Tip: The environment in the trail can be really beneficial as the so-called “biopholia effect” identifies with our inherent desire to be one with nature. It helps increase happiness and improve concentration and healing. Road running may not be as mood-improving as the other, but it also helps decrease anxiety.
Strength and cardio fitness
In terms of leg and core strength, road running isn’t as effective as trail running due to its predictable, even surface. The monotonous, one direction movement leaves stabilizing muscles in the lower body and the core underworked. Road runners, however, display one of the highest aerobic fitness levels (or the health and efficiency of the body’s air circulation system) as they can maintain a more steady, even pace than trail runners.
Hitting the trail on the other hand works your muscles, tendons, and ligaments more effectively than running on the road. The soft, uneven surface and rolling terrain require a greater sense of balance. To achieve balance, the muscle groups in the lower body are challenged and activated to compensate for the constant shifting.
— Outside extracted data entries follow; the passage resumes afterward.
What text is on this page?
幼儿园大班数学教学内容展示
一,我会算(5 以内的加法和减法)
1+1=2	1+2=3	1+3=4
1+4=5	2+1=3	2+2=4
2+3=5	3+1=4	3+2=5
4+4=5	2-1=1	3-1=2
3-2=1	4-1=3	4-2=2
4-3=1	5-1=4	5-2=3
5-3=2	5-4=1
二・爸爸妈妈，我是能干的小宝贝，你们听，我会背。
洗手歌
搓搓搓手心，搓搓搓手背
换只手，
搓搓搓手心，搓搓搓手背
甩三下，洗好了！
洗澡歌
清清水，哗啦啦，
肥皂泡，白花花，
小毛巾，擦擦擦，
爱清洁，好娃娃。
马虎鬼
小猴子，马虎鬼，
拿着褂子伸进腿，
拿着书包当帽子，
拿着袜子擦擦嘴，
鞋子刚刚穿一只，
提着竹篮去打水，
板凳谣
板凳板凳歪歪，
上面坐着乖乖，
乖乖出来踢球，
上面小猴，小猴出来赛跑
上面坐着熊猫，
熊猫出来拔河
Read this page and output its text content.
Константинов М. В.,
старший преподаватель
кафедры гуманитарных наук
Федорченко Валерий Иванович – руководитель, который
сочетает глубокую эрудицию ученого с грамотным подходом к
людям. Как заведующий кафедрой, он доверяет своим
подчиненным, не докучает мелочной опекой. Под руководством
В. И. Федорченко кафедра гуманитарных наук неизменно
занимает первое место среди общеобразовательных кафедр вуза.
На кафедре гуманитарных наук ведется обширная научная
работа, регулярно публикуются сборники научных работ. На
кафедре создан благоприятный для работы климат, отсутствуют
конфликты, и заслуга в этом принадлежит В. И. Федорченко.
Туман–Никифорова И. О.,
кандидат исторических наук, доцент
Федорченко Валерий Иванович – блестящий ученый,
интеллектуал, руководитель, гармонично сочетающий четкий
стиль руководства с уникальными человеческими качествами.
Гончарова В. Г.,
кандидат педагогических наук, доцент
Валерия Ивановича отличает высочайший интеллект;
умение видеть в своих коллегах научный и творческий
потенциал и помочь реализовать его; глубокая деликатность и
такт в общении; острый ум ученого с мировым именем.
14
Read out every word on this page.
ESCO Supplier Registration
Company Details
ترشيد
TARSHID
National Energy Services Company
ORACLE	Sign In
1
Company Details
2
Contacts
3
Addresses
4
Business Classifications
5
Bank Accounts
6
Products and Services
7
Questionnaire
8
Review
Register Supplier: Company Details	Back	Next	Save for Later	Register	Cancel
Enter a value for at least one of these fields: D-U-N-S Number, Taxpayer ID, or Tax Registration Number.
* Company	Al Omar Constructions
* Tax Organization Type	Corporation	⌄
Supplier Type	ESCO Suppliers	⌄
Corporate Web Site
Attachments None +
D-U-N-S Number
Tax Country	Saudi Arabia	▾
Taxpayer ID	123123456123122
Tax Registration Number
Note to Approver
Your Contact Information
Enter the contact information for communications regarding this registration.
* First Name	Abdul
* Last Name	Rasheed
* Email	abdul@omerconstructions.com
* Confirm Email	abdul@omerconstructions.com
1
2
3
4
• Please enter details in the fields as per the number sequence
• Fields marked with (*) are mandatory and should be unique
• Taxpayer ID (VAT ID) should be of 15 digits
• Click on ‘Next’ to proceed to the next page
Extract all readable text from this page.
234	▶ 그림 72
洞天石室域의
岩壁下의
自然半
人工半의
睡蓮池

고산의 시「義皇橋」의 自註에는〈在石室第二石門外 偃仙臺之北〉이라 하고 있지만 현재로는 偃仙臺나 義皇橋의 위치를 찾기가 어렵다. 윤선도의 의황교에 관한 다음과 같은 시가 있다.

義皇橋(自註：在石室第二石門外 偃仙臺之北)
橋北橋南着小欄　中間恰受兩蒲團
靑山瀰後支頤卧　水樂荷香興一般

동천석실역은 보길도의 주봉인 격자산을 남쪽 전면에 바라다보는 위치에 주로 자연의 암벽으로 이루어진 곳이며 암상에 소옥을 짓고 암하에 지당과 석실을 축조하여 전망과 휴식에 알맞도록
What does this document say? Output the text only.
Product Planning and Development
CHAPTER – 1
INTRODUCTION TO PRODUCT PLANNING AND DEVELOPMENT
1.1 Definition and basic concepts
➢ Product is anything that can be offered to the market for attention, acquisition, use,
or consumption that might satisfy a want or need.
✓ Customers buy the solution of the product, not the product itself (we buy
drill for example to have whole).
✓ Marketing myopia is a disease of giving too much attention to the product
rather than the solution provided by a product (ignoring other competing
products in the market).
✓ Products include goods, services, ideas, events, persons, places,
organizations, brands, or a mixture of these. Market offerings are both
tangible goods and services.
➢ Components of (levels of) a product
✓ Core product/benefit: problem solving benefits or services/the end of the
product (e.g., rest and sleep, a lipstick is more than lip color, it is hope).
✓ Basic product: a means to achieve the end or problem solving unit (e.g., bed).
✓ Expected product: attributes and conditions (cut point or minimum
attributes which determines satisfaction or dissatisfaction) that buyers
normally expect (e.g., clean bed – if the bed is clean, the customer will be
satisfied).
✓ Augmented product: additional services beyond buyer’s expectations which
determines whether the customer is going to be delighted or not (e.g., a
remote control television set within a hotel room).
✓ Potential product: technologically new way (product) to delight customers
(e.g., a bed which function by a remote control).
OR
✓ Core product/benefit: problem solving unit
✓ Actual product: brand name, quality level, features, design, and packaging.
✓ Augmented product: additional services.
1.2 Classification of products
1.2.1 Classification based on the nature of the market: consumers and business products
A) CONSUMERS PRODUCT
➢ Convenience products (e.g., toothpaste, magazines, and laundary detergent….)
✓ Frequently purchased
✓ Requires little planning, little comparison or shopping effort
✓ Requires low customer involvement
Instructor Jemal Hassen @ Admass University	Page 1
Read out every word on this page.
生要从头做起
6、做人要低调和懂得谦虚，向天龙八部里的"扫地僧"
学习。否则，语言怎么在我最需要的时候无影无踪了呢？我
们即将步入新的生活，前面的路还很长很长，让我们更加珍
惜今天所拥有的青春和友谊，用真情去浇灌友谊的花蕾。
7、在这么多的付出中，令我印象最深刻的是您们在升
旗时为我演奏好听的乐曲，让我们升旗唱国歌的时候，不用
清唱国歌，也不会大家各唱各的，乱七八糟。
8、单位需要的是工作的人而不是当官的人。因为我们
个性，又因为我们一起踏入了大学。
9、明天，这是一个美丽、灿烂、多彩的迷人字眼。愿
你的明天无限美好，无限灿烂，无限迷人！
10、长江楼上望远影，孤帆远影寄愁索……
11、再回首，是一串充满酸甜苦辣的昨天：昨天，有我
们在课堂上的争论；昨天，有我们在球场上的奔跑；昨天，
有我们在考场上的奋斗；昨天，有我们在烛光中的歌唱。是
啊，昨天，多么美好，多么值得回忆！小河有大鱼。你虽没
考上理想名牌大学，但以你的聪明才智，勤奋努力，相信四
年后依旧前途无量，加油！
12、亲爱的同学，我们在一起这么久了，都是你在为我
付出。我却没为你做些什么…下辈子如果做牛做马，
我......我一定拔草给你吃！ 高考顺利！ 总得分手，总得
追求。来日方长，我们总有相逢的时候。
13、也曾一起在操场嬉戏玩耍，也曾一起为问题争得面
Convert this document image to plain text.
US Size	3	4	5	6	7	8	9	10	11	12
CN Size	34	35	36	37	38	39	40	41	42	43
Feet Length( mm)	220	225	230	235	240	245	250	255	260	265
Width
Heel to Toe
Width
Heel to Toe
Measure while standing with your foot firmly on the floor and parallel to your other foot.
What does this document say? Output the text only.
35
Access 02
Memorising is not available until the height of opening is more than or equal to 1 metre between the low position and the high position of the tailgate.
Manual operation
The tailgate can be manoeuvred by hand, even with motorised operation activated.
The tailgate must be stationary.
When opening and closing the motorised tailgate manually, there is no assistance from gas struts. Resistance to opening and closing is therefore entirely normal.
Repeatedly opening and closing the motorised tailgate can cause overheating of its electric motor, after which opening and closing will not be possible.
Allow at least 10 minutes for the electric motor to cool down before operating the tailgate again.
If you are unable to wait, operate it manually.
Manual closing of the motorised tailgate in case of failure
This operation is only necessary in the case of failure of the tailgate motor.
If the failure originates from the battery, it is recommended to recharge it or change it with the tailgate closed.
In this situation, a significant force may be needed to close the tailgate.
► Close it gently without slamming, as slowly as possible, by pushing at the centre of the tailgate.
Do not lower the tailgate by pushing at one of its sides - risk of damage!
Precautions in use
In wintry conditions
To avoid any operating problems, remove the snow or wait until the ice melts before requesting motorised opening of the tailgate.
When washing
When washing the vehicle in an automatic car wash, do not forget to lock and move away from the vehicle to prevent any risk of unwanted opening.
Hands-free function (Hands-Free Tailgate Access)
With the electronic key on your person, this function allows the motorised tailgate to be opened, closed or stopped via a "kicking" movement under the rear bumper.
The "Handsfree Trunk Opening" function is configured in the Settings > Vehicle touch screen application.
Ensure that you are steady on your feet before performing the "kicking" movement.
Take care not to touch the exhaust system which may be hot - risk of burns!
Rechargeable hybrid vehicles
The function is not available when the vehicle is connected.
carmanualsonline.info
Overall, it strengthens the quads, glutes, calves, and even the core.
It is common to see road runners cross to trail running and vice versa as more and more runners search for new experiences and adventures in this sport. Consider changing your type of running surface occasionally so you can work on different skills, strengthen varying muscle groups and keep your body from adapting too much to one surface. This will help you stay injury-free, which is very crucial if you are aiming for longevity in this sport. If you haven’t tried different running surfaces in awhile, start slowly when you switch it up so you don’t overexert yourself.